A poucos dias da primeira rodada da eleição presidencial na Polônia, marcada para domingo (18), o ambiente político e social do país tem sido marcado por uma escalada do sentimento anti-ucraniano. Após o início da invasão em larga escala da Ucrânia pela Rússia, em fevereiro de 2022, os poloneses demonstraram solidariedade massiva. Mas, três anos depois, a disposição da população em acolher os refugiados vem diminuindo drasticamente, segundo a rede BBC.
De acordo com o Centro de Pesquisas de Opinião Pública CBOS, apenas 50% dos poloneses são atualmente favoráveis à permanência de refugiados ucranianos no país, uma queda de sete pontos percentuais em apenas quatro meses. Em 2022, esse número era de 81%. Segundo dados oficiais, cerca de 2,5 milhões de ucranianos vivem hoje na Polônia, o que representa quase 7% da população total.
A tensão tem se refletido diretamente na campanha presidencial. O candidato mais bem colocado nas pesquisas é Rafal Trzaskowski, da coalizão do primeiro-ministro Donald Tusk. Embora seja o nome mais pró-Ucrânia da disputa, tem evitado destacar esse posicionamento para conquistar eleitores de centro.
“Ele está respondendo à mudança de atitudes do público. O entusiasmo inicial em apoiar vítimas da guerra está desaparecendo, sentimentos negativos estão se sobrepondo, e isso se tornou um tema desconfortável para ele”, afirma o analista político Marcin Zaborowski.
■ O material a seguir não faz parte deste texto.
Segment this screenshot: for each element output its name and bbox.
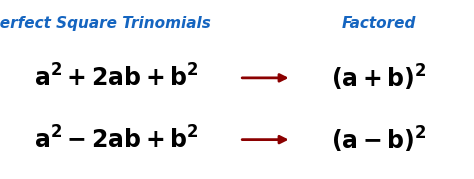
- Text: $\mathbf{a^2 + 2ab + b^2}$: $\mathbf{a^2 + 2ab + b^2}$: [34, 64, 199, 91]
- Text: Factored: Factored: [342, 16, 416, 31]
- Text: $\mathbf{(a - b)^2}$: $\mathbf{(a - b)^2}$: [331, 125, 427, 155]
- Text: $\mathbf{a^2 - 2ab + b^2}$: $\mathbf{a^2 - 2ab + b^2}$: [34, 126, 199, 153]
- Text: $\mathbf{(a + b)^2}$: $\mathbf{(a + b)^2}$: [331, 63, 427, 93]
- Text: Perfect Square Trinomials: Perfect Square Trinomials: [0, 16, 210, 31]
Outros concorrentes adotam posturas hostis. Karol Nawrocki, em segundo lugar nas pesquisas, é contra o apoio financeiro aos refugiados e se opõe à entrada da Ucrânia na União Europeia (UE) e na Otan (Organização do Tratado do Atlântico Norte).
Mais radical é a posição do populista de extrema direita Slawomir Mentzen, que aparece em terceiro lugar e defende um “acordo” com o presidente russos Vladimir Putin. Outro nome da extrema direita, Grzegorz Braun, que tem 3% das intenções de voto, está sendo investigado pela polícia após arrancar uma bandeira ucraniana da fachada de um prédio público durante um comício.
A ONG do analista Michal Marek, que monitora campanhas de desinformação, alerta para uma onda coordenada de conteúdos russos voltados à polarização do eleitorado polonês. “As principais narrativas são de que os ucranianos estão roubando o orçamento da Polônia, que não nos respeitam, que querem nos assaltar e matar, e que são responsáveis pela guerra”, afirma Marek. Segundo ele, essas mensagens têm origem em canais russófonos no Telegram e são republicadas com traduções automáticas para o público polonês. “E estão sendo empurradas para dentro da infosfera polonesa.”
Crianças ucranianas sofrem bullying
Para além das redes sociais, episódios de xenofobia têm afetado o cotidiano de milhares de refugiados. Svitlana, mãe ucraniana de 31 anos que pediu anonimato, relatou à BBC que a filha, aluna de uma escola polonesa, passou a sofrer bullying.
“Duas semanas atrás, ela chegou em casa e disse: ‘Um menino me disse hoje: volte para a Ucrânia’”, contou a mãe. Ainda segundo ela, dias depois, colegas simularam um bombardeio gritando “Míssil! Abaixem-se!” e rindo. Na mesma semana, um míssil russo havia atingido a cidade natal da menina, matando dezenas de civis, inclusive crianças. “Ela voltou para casa chorando”, conta Svitlana.
Casos semelhantes foram registrados em transportes públicos, ambientes de trabalho e redes sociais. Natalia Panchenko, ativista e presidente da fundação Stand with Ukraine, com sede em Varsóvia, relata que o discurso de ódio ultrapassou o ambiente virtual. “Recentemente, temos cada vez mais dessas situações: abuso xenofóbico contra pessoas que trabalham em lojas ou hotéis apenas porque falam com sotaque ucraniano.”
Natalia lembra com emoção do período inicial da guerra, quando milhares de poloneses se mobilizaram para ajudar. “Foi incrível. Todos os dias as pessoas ligavam perguntando: ‘Como podemos ajudar?’ Organizaram comboios humanitários, abriram suas casas, deram comida, tudo o que tinham, e seus corações também.”
A ativista acredita que a maioria da população ainda apoia a Ucrânia, mas reconhece a virada. “Esses grupos de mulheres e crianças estão aqui por causa da guerra. Muitas vezes seus parentes estão na linha de frente, em cativeiro ou mortos. E são justamente essas pessoas que estão sendo atacadas.”